Anna Gislen adındaki Avrupalı bir bilim kadını bu sualtı görme becerisini merak ederek “Moken” çocuklarının gözlerini incelemiş. Gözlerinin şeklini, kornealarının balıklarınki gibi düzleşmiş olup olmadığını falan incelemiş. Diğer çocuklarla aralarında yapısal herhangi bir fark bulamamış. Ancak kızılötesi kamera ile yapılan kayıtlarda bu çocukların berrak görüş için su altındayken göz bebeklerini çok küçültebildikleri saptanmış. Üstelik 18 kişiden oluşan Avrupalı bir grup çocuk da kendi kendilerine yaptıkları bir aylık eğitim ile aynı biçimde su altındayken gözbebeklerini küçültme yeteneğini edinebilmişler. Böylece çevre koşullarının evrimin belirleyicisi olduğu bir kez daha kanıtlanmış. Ancak Moken çocuklarının tersine Avrupalı çocukların gözleri tuzlu suyla pişmiş, kıpkırmızı olmuş. Eee, ne de olsa adaptasyonun da zamana ihtiyacı var…

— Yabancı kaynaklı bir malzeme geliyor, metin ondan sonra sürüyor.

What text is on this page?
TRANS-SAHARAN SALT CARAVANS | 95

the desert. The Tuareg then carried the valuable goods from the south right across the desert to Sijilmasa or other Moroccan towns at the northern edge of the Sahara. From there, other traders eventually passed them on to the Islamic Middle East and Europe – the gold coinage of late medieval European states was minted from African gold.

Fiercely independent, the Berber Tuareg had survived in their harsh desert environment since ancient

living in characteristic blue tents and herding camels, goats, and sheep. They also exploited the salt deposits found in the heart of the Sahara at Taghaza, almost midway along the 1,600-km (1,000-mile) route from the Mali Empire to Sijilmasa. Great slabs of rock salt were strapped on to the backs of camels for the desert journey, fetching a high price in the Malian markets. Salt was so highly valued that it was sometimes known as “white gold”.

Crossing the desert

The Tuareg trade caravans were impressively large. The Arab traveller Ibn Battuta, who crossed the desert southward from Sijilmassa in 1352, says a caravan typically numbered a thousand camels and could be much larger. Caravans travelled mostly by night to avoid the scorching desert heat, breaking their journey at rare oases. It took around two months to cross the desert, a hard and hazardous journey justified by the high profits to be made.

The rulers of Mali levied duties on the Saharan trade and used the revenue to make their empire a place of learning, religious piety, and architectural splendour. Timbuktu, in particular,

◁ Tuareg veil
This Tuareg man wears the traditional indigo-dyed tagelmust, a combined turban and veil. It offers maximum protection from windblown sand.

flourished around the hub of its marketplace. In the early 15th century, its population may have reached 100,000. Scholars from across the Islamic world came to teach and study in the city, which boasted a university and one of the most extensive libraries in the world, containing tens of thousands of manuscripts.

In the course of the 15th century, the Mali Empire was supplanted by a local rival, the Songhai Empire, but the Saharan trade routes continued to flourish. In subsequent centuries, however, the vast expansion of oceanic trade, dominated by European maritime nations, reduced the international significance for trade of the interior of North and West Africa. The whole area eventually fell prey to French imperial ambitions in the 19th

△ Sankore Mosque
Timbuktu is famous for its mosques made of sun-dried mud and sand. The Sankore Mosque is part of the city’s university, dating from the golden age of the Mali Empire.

Diğer deniz Çingeneleri gibi Moken halkı da yüz binlerce yıl önceki atalarımız gibi avcı toplayıcılar. Günümüze kadar var olmaları mucize sayılabilir. Onların varlığı geçmişimizi anlamak için büyük fırsat. Ancak karadaki komşuları olan Burma ve Tayland hükümetleri, sayıları şimdilerde 3 bine inmiş olan bu deniz göçebelerini ıslah etmeye ahdetmiş. Yerleşmeye ve ehlileşmeye (!) zorluyormuş. Adaların birindeki bir parkı onlara ayırmış, üst üste, iç içe yaşamalarına neden olmuşlar. Ormana girmeleri yasaklandığı için ağaç kesemiyor, yeni tekne yapamadıkları için denize açılamıyorlarmış. Bir başka adadaki yerleşim yerinde ise turistlerin maskarası olmuşlar.
Moken halkı hakkında internette birçok video var. Onlardan birinde, adamın biri, “Ben bu toprağı satın aldım, üzerinde bunların yaşadığını bilmiyordum, şimdi tek tek hepsine dava açıp çıkarmaya çalışıyorum, yasalar benden yana, bunlar işgalciler” diye yana yakıla anlatıyor…
Moken halkı yıkım üstüne yıkıma uğruyor. Yasal açıdan varlıkları yok. Aleyhlerine çalışan kanunlarla nasıl baş edebileceklerini bilmiyorlar. Ana dillerini akıcı biçime konuşan çocukları yerel okullarda bölgenin dilini ve kültürünü öğreniyor. Sıkıştırıldıkları daracık alanlarda bulaşıcı hastalıklardan kırılıyorlar. Asimilasyon karşısında çaresizler. Çok değil birkaç yıl sonra tümden ortadan kalkacakları söyleniyor. Özünü ve kültürünü kaybetmek yok olmak değilse nedir?
Sahi, Sulukule’yi hatırlayan, oradan sürülen 5 bin kişiye ne olduğunu bilen var mı?
“Sulukule bataklıktı, hırsız yatağıydı, uyuşturucu ve kadın kız satılan yerdi” diyenlerin Sulukule’den sonraki yıllarda İstanbul’da hırsızlık, uyuşturucu ve kadın satışının kaç kat arttığından haberi var mı? Ben merak edip azıcık taradım. Türkiye İstatistik Kurumunun verilerine göre 2009 ile 2019 arasındaki 10 yılda ortalama 10 kat artmış bütün bu suçlar. Son 3 yılın sayılarını bulamadım…
Hadi sayılara boş verelim, istatistikler yalancıdır diyelim. Peki, bu satılmaması gerektiği halde satılan malların (!) alıcıları ya da çalıcıları kimlerdir? Onlardan hiç haber var mı? Talep olmasa arz mı olurmuş? Sulukule’de kız çocukları satılıyorduysa kimler alıyormuş?
Çingenler denizde de karada da şamar oğlanı. “Çingene arsız, Çingene hırsız, Çingene ahlaksız.” Çingenelerden boşaltılan yerlere çöküşenlerse ahlak abidesi(!).
Islah etmek lazımcıları bir türlü ıslah edemedi şu canına yandığımın dünyası…
Peki ya biz bakar körler, göz bebeklerimizi kısmayı öğrensek işe yarar mı ki?